Eliminating the filibuster would break Senate precedent and make it impossible for Democrats to hold the nominee to a 60-vote threshold, allowing Republicans to approve Gorsuch with a simple majority.

Graham told conservative radio show host Mike Gallagher that he would vote for the nuclear option if necessary.

“Whatever it takes to get him on the court, I will do,” Graham said, after being asked about using the nuclear option.

“If my Democratic colleagues choose to filibuster this guy, then they will be telling me that they don’t accept the election results — 306 electoral votes — that they’re trying to delegitimize President Trump,” Graham continued. “And that’s not right, and we would have to change the rules to have the Supreme Court like everybody else.”

Graham said Gorsuch did an “incredible” job answering Democrats’ questions during his hearings this week

“My Democratic colleagues have tried every way they can to rattle this guy, and he’s done incredible. … If they filibuster this guy, it is because politics has taken over reason, and it would be a shame,” Graham added.

Graham said he hopes Republicans do not use the nuclear option to get Gorsuch’s confirmation votes. 

“I hope that we can get 60 votes and not change 200-plus years of history, but I will do whatever’s necessary, but I’ve been a pretty balanced guy and enough is enough,” Graham said.

There are currently 52 Republicans, 46 Democrats and two Independents, who caucus with the Democrats, in the Senate.
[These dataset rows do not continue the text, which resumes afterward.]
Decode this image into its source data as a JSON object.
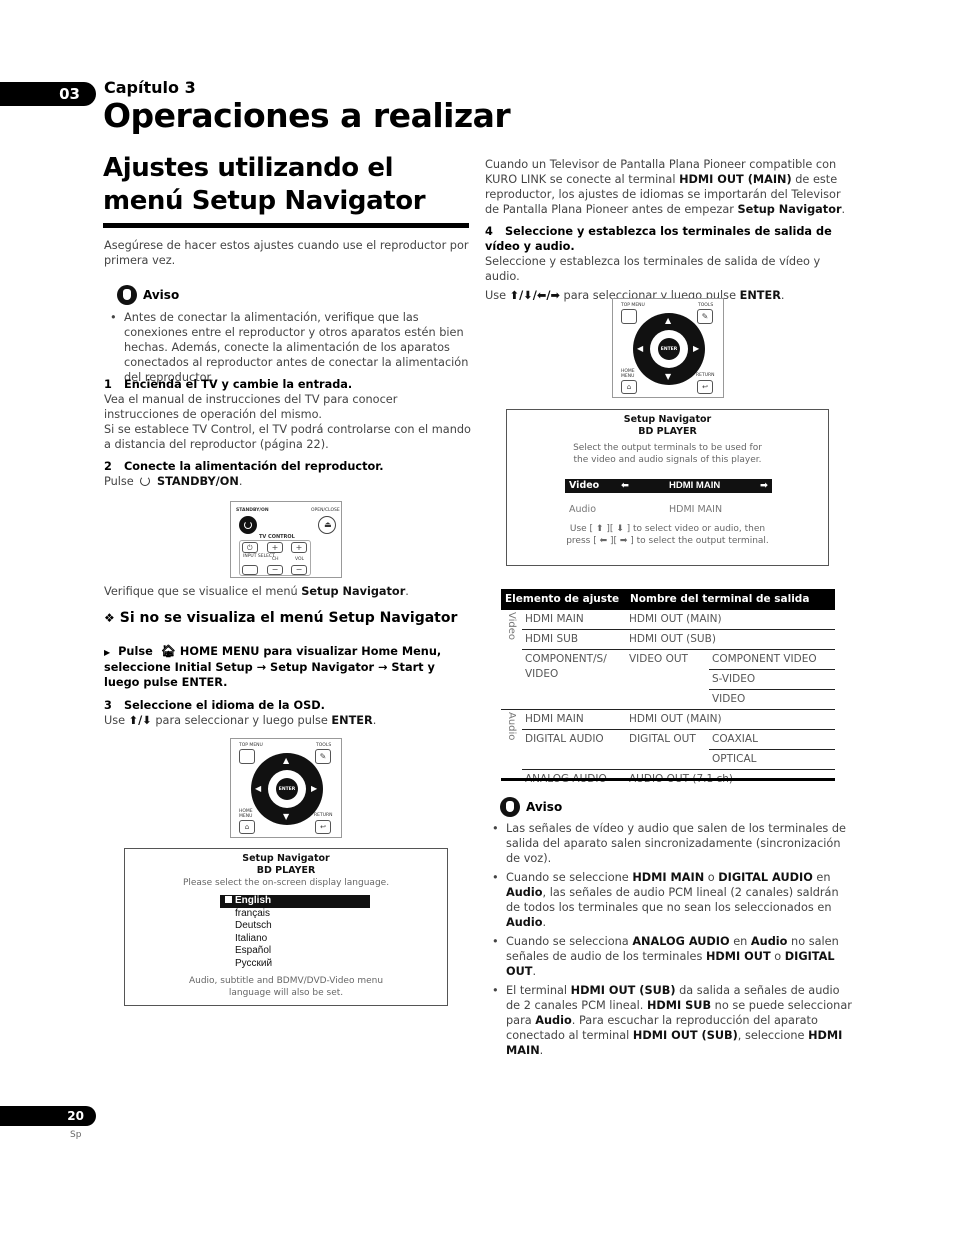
{
  "header": {
    "chapter_number": "03",
    "chapter_label": "Capítulo 3",
    "page_title": "Operaciones a realizar"
  },
  "section": {
    "title": "Ajustes utilizando el menú Setup Navigator",
    "intro": "Asegúrese de hacer estos ajustes cuando use el reproductor por primera vez."
  },
  "aviso1": {
    "label": "Aviso",
    "bullet": "Antes de conectar la alimentación, verifique que las conexiones entre el reproductor y otros aparatos estén bien hechas. Además, conecte la alimentación de los aparatos conectados al reproductor antes de conectar la alimentación del reproductor."
  },
  "step1": {
    "num": "1",
    "title": "Encienda el TV y cambie la entrada.",
    "body1": "Vea el manual de instrucciones del TV para conocer instrucciones de operación del mismo.",
    "body2": "Si se establece TV Control, el TV podrá controlarse con el mando a distancia del reproductor (página 22)."
  },
  "step2": {
    "num": "2",
    "title": "Conecte la alimentación del reproductor.",
    "pre": "Pulse",
    "icon": "power-icon",
    "key": "STANDBY/ON",
    "post": "."
  },
  "remote_power": {
    "standby_label": "STANDBY/ON",
    "open_close_label": "OPEN/CLOSE",
    "tv_control_label": "TV CONTROL",
    "input_select_label": "INPUT SELECT",
    "ch_label": "CH",
    "vol_label": "VOL"
  },
  "verify": {
    "pre": "Verifique que se visualice el menú ",
    "bold": "Setup Navigator",
    "post": "."
  },
  "subsection": {
    "icon": "diamond-bullet-icon",
    "title": "Si no se visualiza el menú Setup Navigator",
    "instruction_pre": "Pulse",
    "instruction_post": "HOME MENU para visualizar Home Menu, seleccione Initial Setup → Setup Navigator → Start y luego pulse ENTER."
  },
  "step3": {
    "num": "3",
    "title": "Seleccione el idioma de la OSD.",
    "pre": "Use ",
    "arrows": "⬆/⬇",
    "mid": " para seleccionar y luego pulse ",
    "key": "ENTER",
    "post": "."
  },
  "remote_nav": {
    "top_menu_label": "TOP MENU",
    "tools_label": "TOOLS",
    "enter_label": "ENTER",
    "home_menu_label": "HOME MENU",
    "return_label": "RETURN"
  },
  "osd_language": {
    "title": "Setup Navigator",
    "subtitle": "BD PLAYER",
    "prompt": "Please select the on-screen display language.",
    "options": [
      "English",
      "français",
      "Deutsch",
      "Italiano",
      "Español",
      "Русский"
    ],
    "selected": "English",
    "note1": "Audio, subtitle and BDMV/DVD-Video menu",
    "note2": "language will also be set."
  },
  "kuro": {
    "t1": "Cuando un Televisor de Pantalla Plana Pioneer compatible con KURO LINK se conecte al terminal ",
    "b1": "HDMI OUT (MAIN)",
    "t2": " de este reproductor, los ajustes de idiomas se importarán del Televisor de Pantalla Plana Pioneer antes de empezar ",
    "b2": "Setup Navigator",
    "t3": "."
  },
  "step4": {
    "num": "4",
    "title": "Seleccione y establezca los terminales de salida de vídeo y audio.",
    "body": "Seleccione y establezca los terminales de salida de vídeo y audio.",
    "pre": "Use ",
    "arrows": "⬆/⬇/⬅/➡",
    "mid": " para seleccionar y luego pulse ",
    "key": "ENTER",
    "post": "."
  },
  "osd_output": {
    "title": "Setup Navigator",
    "subtitle": "BD PLAYER",
    "prompt1": "Select the output terminals to be used for",
    "prompt2": "the video and audio signals of this player.",
    "video_label": "Video",
    "video_value": "HDMI MAIN",
    "audio_label": "Audio",
    "audio_value": "HDMI MAIN",
    "help1": "Use [ ⬆ ][ ⬇ ] to select video or audio, then",
    "help2": "press [ ⬅ ][ ➡ ] to select the output terminal."
  },
  "table": {
    "headers": [
      "Elemento de ajuste",
      "Nombre del terminal de salida"
    ],
    "groups": {
      "video": "Video",
      "audio": "Audio"
    },
    "rows": [
      {
        "item": "HDMI MAIN",
        "terminal": "HDMI OUT (MAIN)",
        "sub": ""
      },
      {
        "item": "HDMI SUB",
        "terminal": "HDMI OUT (SUB)",
        "sub": ""
      },
      {
        "item": "COMPONENT/S/ VIDEO",
        "terminal": "VIDEO OUT",
        "sub": "COMPONENT VIDEO"
      },
      {
        "item": "",
        "terminal": "",
        "sub": "S-VIDEO"
      },
      {
        "item": "",
        "terminal": "",
        "sub": "VIDEO"
      },
      {
        "item": "HDMI MAIN",
        "terminal": "HDMI OUT (MAIN)",
        "sub": ""
      },
      {
        "item": "DIGITAL AUDIO",
        "terminal": "DIGITAL OUT",
        "sub": "COAXIAL"
      },
      {
        "item": "",
        "terminal": "",
        "sub": "OPTICAL"
      },
      {
        "item": "ANALOG AUDIO",
        "terminal": "AUDIO OUT (7.1 ch)",
        "sub": ""
      }
    ]
  },
  "aviso2": {
    "label": "Aviso",
    "b1": "Las señales de vídeo y audio que salen de los terminales de salida del aparato salen sincronizadamente (sincronización de voz).",
    "b2": [
      "Cuando se seleccione ",
      "HDMI MAIN",
      " o ",
      "DIGITAL AUDIO",
      " en ",
      "Audio",
      ", las señales de audio PCM lineal (2 canales) saldrán de todos los terminales que no sean los seleccionados en ",
      "Audio",
      "."
    ],
    "b3": [
      "Cuando se selecciona ",
      "ANALOG AUDIO",
      " en ",
      "Audio",
      " no salen señales de audio de los terminales ",
      "HDMI OUT",
      " o ",
      "DIGITAL OUT",
      "."
    ],
    "b4": [
      "El terminal ",
      "HDMI OUT (SUB)",
      " da salida a señales de audio de 2 canales PCM lineal. ",
      "HDMI SUB",
      " no se puede seleccionar para ",
      "Audio",
      ". Para escuchar la reproducción del aparato conectado al terminal ",
      "HDMI OUT (SUB)",
      ", seleccione ",
      "HDMI MAIN",
      "."
    ]
  },
  "footer": {
    "page_number": "20",
    "lang": "Sp"
  }
}
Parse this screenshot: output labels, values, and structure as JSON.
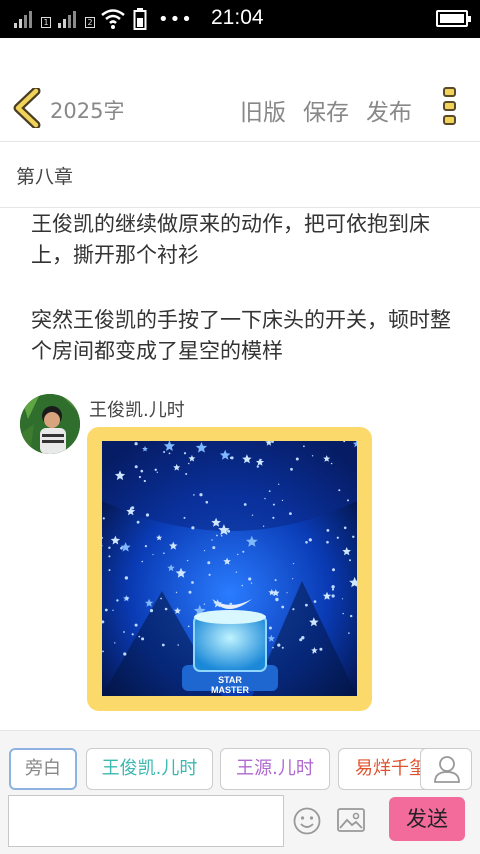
{
  "status_bar": {
    "sim1_label": "1",
    "sim2_label": "2",
    "time": "21:04",
    "overflow_dots": "•••"
  },
  "toolbar": {
    "back_icon": "chevron-left-icon",
    "word_count": "2025字",
    "old_version_label": "旧版",
    "save_label": "保存",
    "publish_label": "发布",
    "menu_icon": "more-vertical-icon"
  },
  "chapter": {
    "title": "第八章"
  },
  "content": {
    "paragraph_1": "王俊凯的继续做原来的动作，把可依抱到床上，撕开那个衬衫",
    "paragraph_2": "突然王俊凯的手按了一下床头的开关，顿时整个房间都变成了星空的模样",
    "message": {
      "speaker_name": "王俊凯.儿时",
      "image_caption_line1": "STAR",
      "image_caption_line2": "MASTER"
    }
  },
  "roles": [
    {
      "label": "旁白",
      "color": "#888888"
    },
    {
      "label": "王俊凯.儿时",
      "color": "#3cb8b0"
    },
    {
      "label": "王源.儿时",
      "color": "#b06ad0"
    },
    {
      "label": "易烊千玺",
      "color": "#e0522e"
    }
  ],
  "composer": {
    "input_value": "",
    "input_placeholder": "",
    "send_label": "发送",
    "emoji_icon": "smiley-icon",
    "image_icon": "image-picker-icon",
    "role_icon": "person-icon"
  },
  "colors": {
    "accent_yellow": "#f1d35a",
    "send_pink": "#f26b9b",
    "frame_yellow": "#fbd96a"
  }
}
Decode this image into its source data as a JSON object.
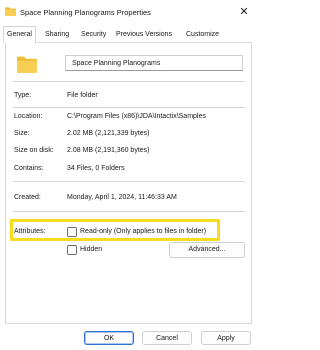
{
  "window": {
    "title": "Space Planning Planograms Properties",
    "close_symbol": "✕"
  },
  "tabs": [
    {
      "label": "General",
      "active": true
    },
    {
      "label": "Sharing",
      "active": false
    },
    {
      "label": "Security",
      "active": false
    },
    {
      "label": "Previous Versions",
      "active": false
    },
    {
      "label": "Customize",
      "active": false
    }
  ],
  "general": {
    "folder_name": "Space Planning Planograms",
    "type_label": "Type:",
    "type_value": "File folder",
    "location_label": "Location:",
    "location_value": "C:\\Program Files (x86)\\JDA\\Intactix\\Samples",
    "size_label": "Size:",
    "size_value": "2.02 MB (2,121,339 bytes)",
    "size_on_disk_label": "Size on disk:",
    "size_on_disk_value": "2.08 MB (2,191,360 bytes)",
    "contains_label": "Contains:",
    "contains_value": "34 Files, 0 Folders",
    "created_label": "Created:",
    "created_value": "Monday, April 1, 2024, 11:46:33 AM",
    "attributes_label": "Attributes:",
    "readonly_label": "Read-only (Only applies to files in folder)",
    "readonly_checked": false,
    "hidden_label": "Hidden",
    "hidden_checked": false,
    "advanced_label": "Advanced..."
  },
  "footer": {
    "ok_label": "OK",
    "cancel_label": "Cancel",
    "apply_label": "Apply"
  },
  "colors": {
    "highlight": "#f6dc1e",
    "folder": "#f2bf3a",
    "primary_border": "#2f6fcf"
  },
  "icons": {
    "title_icon": "folder-icon",
    "big_icon": "folder-icon",
    "close_icon": "close-icon"
  }
}
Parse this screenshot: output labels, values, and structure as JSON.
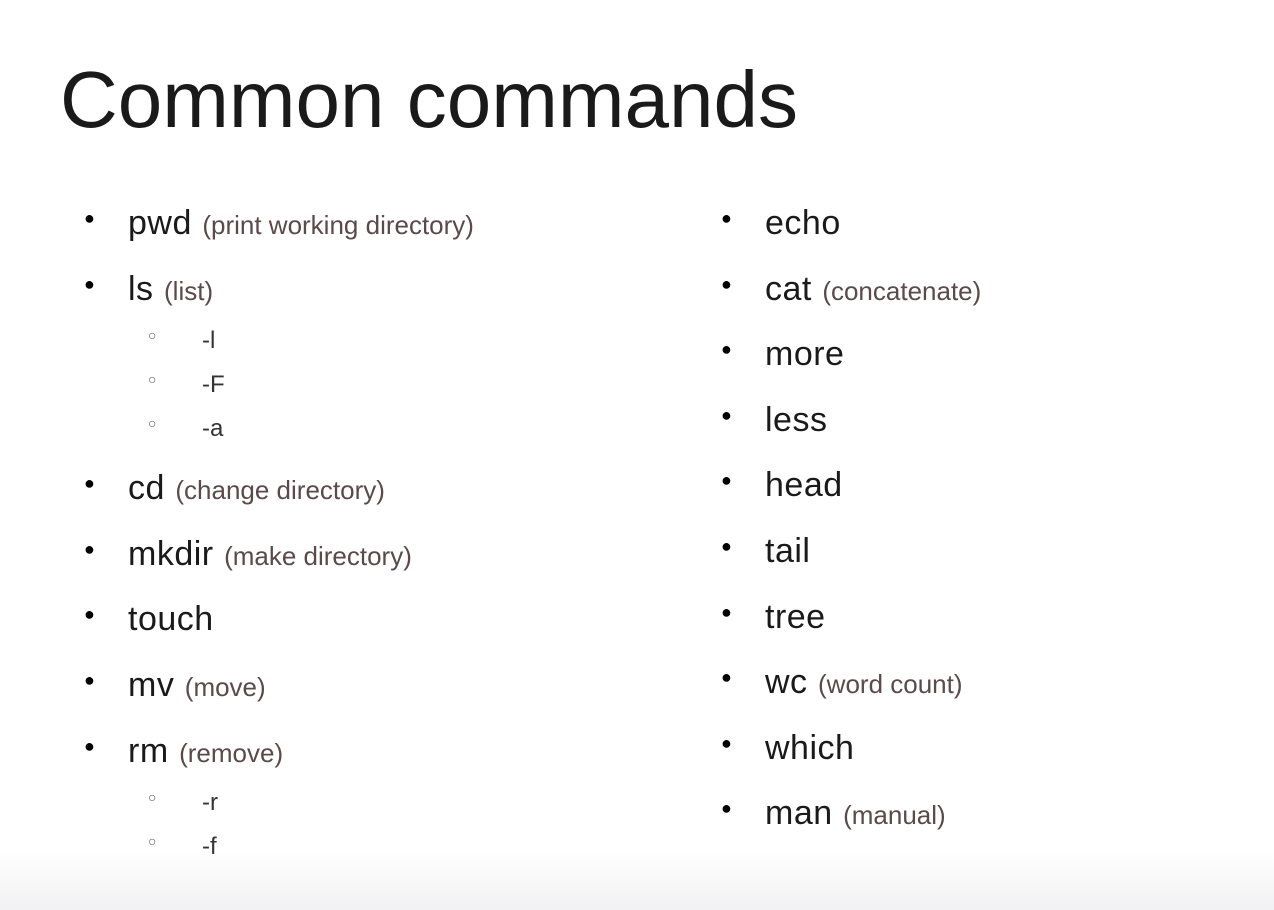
{
  "title": "Common commands",
  "left": [
    {
      "cmd": "pwd",
      "desc": "(print working directory)"
    },
    {
      "cmd": "ls",
      "desc": "(list)",
      "sub": [
        "-l",
        "-F",
        "-a"
      ]
    },
    {
      "cmd": "cd",
      "desc": "(change directory)"
    },
    {
      "cmd": "mkdir",
      "desc": "(make directory)"
    },
    {
      "cmd": "touch",
      "desc": ""
    },
    {
      "cmd": "mv",
      "desc": "(move)"
    },
    {
      "cmd": "rm",
      "desc": "(remove)",
      "sub": [
        "-r",
        "-f"
      ]
    }
  ],
  "right": [
    {
      "cmd": "echo",
      "desc": ""
    },
    {
      "cmd": "cat",
      "desc": "(concatenate)"
    },
    {
      "cmd": "more",
      "desc": ""
    },
    {
      "cmd": "less",
      "desc": ""
    },
    {
      "cmd": "head",
      "desc": ""
    },
    {
      "cmd": "tail",
      "desc": ""
    },
    {
      "cmd": "tree",
      "desc": ""
    },
    {
      "cmd": "wc",
      "desc": "(word count)"
    },
    {
      "cmd": "which",
      "desc": ""
    },
    {
      "cmd": "man",
      "desc": "(manual)"
    }
  ]
}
To confirm Gorsuch without the nuclear option, eight Democrats would have to vote in Gorsuch’s favor if other Democrats attempted a filibuster. 

Gorsuch has had a mostly uneventful confirmation process, but many Democrats say the seat, which opened in February 2016 with the death of Justice Antonin Scalia, should have been filled by then-President Barack Obama. Senate Republicans refused to hold a hearing or vote for Obama’s nominee, Judge Merrick Garland.